Where I think I should shift next would be the acting. Drew is fine as Susan. She is a tragic character that she wants to move to the big city for a better life, but is taken advantage of. After that happens though, I feel she is underdeveloped. I’m wondering if censorship came into play here. It just feels a bit lacking for the development. Paige, Lukas, Calleia, Marc Lawrence and Gerald Mohr are all fine as the gangsters. I also thought Terry was fine as Scot. I did want to give some credit to Tom Dugan and Willard Robertson as Captain Alton and Lieutenant Strickland along with the medical examiner. They did add some comedy. The last shout-out would be to Charles Gemora as the gorilla. He looks to be a behind the scenes, costume and make-up guy in his long career. He looked and moved great as the gorilla.
Then really the last thing to go over would be the effects and cinematography. For the former, we don’t really get a lot of them. The deaths are done off screen and I’m assuming part of this was the era as well as censorship issues as well. I will re-iterate though that the gorilla costume looked realistic and how Gemora moved was as well. Aside from that, the cinematography was fine. I had no issues with how it was shot, but it doesn’t necessarily stand out.
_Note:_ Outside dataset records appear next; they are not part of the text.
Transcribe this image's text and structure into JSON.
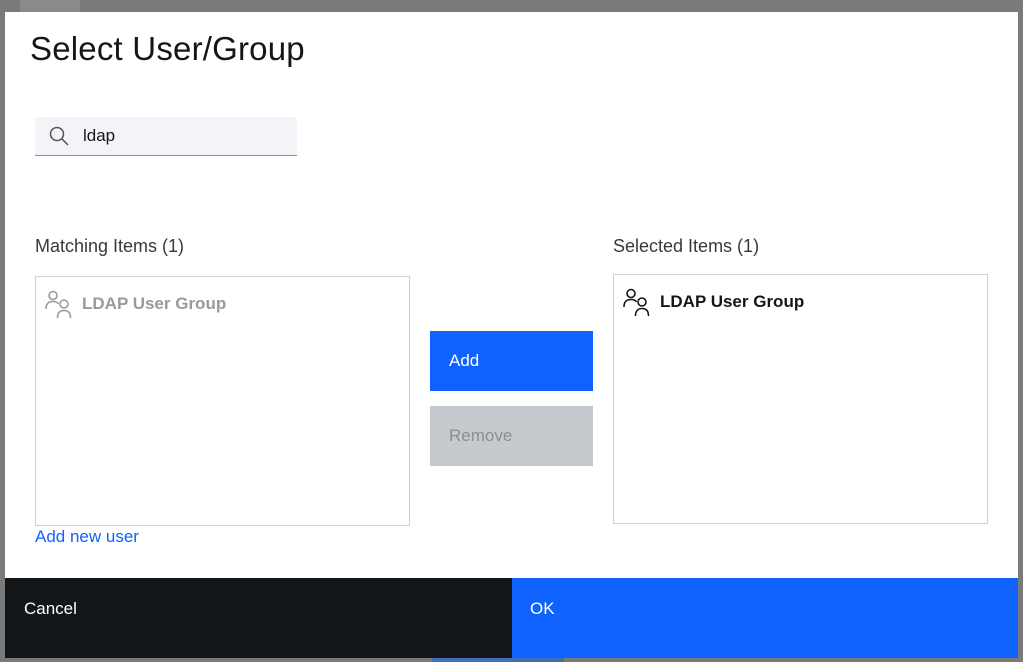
{
  "dialog": {
    "title": "Select User/Group"
  },
  "search": {
    "value": "ldap",
    "icon": "search-icon"
  },
  "matching": {
    "label": "Matching Items (1)",
    "items": [
      {
        "label": "LDAP User Group",
        "icon": "user-group-icon"
      }
    ]
  },
  "selected": {
    "label": "Selected Items (1)",
    "items": [
      {
        "label": "LDAP User Group",
        "icon": "user-group-icon"
      }
    ]
  },
  "actions": {
    "add_label": "Add",
    "remove_label": "Remove"
  },
  "links": {
    "add_new_user": "Add new user"
  },
  "footer": {
    "cancel_label": "Cancel",
    "ok_label": "OK"
  },
  "colors": {
    "primary": "#0f62fe",
    "footer_dark": "#121619",
    "disabled": "#c6c9ce"
  }
}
So then in conclusion here, this movie has an interesting premise to it. It is taking a semi-popular sub-genre for the era and doing something a bit different with it than I’ve seen. I would say that the acting is solid enough. The cinematography was fine. There aren’t a lot in the way of effects, but what they did with the gorilla impressed me. I do have an issue that the story could have been fleshed out a bit more though as it is just lacking tension for me. Aside from that, I’d say that the sound design and track fit without standing out. For me, this is just over average. If they could have added more to the story, I think it could have deepened what we got and make this more enjoyable.